I also put new "window fuzzy" on the outer rear quarter window molding. The reproduction piece of rubber fuzzy molding did not have a guide that was on the factory one so I 3D printed a new one out of ABS plastic and riveted it on where it should have been mounted.






And lastly, the most important part: I got the cigarette lighter installed in the armrest.



MaR

One thing that I have wanted to do for a while is pull the gas tank and make sure there was not a ton of crap in it. It did sit for decades so I wanted to be sure. The hoses came off with no problems.





The tank itself came down with out any fuss. Nothing was rusty and the tank strap bolts came out with no problems.





Fortunately, the tank was quite clean inside. The filter sock was very clogged though and it was also split on one side.





I put a new filter sock on and put the sender back in the tank. I also cleaned the contacts on the float sender.





The trunk pan under the tank was in great condition.





And the tank went back up with no issues.


MaR

Next  I pulled all the remaining things off the firewall that I had not already removed and cleaned up. This included the cruise control module, the vacuum tank and the wiper motor.




I also removed the wiper linkages and all the trim from the cowl area. I had already replaced the seam sealer where the cowl and the firewall meet a while ago.





The firewall just needed a wipe down but the cowl needed to be repainted. I masked it off and sprayed it with the same satin black I have been using for just about everything else.






After the first coat of paint, I put the cowl tag back on as well as several of the bolts and retainers that should match the cowl.





I then sprayed everything with the second coat.


MaR

Each of the items that I removed from the firewall/cowl needed a little work. I started with the cruise module. There was not much to do with it but the filter for the lower solenoid had turned to dust and the housing was a bit rusty.







I cleaned up the filter housing and painted it. I also made a new filter and gasket (the old gasket broke when I took it off).







MaR

I reattached the cruise module to it's bracket, hooked up it's vacuum lines, and then bolted it back on the firewall.



hornetball

Thanks for posting Mitch.  Was wondering what you were up to.  I can't wait to see what your "real paintjob" looks like.

Harley Earl

Beautiful work as always, Mitch.  Inspiring for me, personally.  Thank you for the excellent pictures, descriptions, tips and techniques.  Very telling on why body and paint is priced the way it is currently.  You are an Artist!
Hoping for a Standard Trans Cimarron

Previous
1950 Series 61 Sedan - Savoy Gray
1974 Coupe de Ville - Victorian Amber Firemist
1959 Coupe de Ville - Brenton Blue
And 20 "other" Cadillacs from the 40s to the 80s

MaR

Just after I got the car, I tested the wipers. They seemed to wipe OK but the washer pump made a horrible grinding noise so I just unplugged it and never messed with it again. On these old GM cars, the washer pump is cam driven off the wiper motor and it's common for the seals to fail and gum up everything with washer fluid. You can still buy entire replacement pump kits which actually upgrade the pump to pump more washer fluid. I started out by unhooking all the wiring from the pump portion of the motor assembly.

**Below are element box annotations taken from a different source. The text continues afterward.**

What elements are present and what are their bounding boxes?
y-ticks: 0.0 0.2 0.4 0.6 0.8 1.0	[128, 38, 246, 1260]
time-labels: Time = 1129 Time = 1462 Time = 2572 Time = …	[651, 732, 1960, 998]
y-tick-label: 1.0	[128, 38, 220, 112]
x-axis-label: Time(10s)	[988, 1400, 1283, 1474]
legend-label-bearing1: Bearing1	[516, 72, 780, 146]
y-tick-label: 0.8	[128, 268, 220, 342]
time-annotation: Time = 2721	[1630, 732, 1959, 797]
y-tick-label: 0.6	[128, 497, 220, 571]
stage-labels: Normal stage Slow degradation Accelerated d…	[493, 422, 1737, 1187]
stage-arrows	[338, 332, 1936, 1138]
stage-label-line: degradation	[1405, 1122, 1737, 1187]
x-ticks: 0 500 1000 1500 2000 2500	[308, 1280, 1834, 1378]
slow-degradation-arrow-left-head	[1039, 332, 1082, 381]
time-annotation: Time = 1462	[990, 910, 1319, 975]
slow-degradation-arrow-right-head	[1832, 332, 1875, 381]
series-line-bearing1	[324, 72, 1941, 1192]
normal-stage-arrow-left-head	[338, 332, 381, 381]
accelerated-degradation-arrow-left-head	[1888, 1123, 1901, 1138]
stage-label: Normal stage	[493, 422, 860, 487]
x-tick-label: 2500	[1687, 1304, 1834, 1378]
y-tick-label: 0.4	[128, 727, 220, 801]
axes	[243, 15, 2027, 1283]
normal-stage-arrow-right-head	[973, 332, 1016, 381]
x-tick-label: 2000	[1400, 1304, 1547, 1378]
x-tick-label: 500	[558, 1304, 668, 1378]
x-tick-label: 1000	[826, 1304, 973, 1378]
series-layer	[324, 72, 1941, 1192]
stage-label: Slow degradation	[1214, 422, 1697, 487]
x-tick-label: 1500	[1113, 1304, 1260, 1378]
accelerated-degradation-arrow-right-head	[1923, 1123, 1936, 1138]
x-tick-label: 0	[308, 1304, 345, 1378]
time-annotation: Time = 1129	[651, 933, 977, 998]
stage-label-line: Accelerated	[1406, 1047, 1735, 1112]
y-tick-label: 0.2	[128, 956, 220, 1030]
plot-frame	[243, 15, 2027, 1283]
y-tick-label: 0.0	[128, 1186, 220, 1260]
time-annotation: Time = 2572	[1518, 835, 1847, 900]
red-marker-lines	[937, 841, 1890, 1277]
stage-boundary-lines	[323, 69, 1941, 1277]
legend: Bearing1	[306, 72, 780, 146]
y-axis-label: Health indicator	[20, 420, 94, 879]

With the wiring unhooked, I took the pump portion of the motor assembly off and laid it out with the new pump assembly. There is a set of electrical connections and switches that have to be moved over to the new assembly.



MaR

With the pump assembly off, I proceeded to take the rest of the wiper motor apart to clean it up and re-grease it.





MaR

I cleaned and painted the housing and put everything back together with new grease.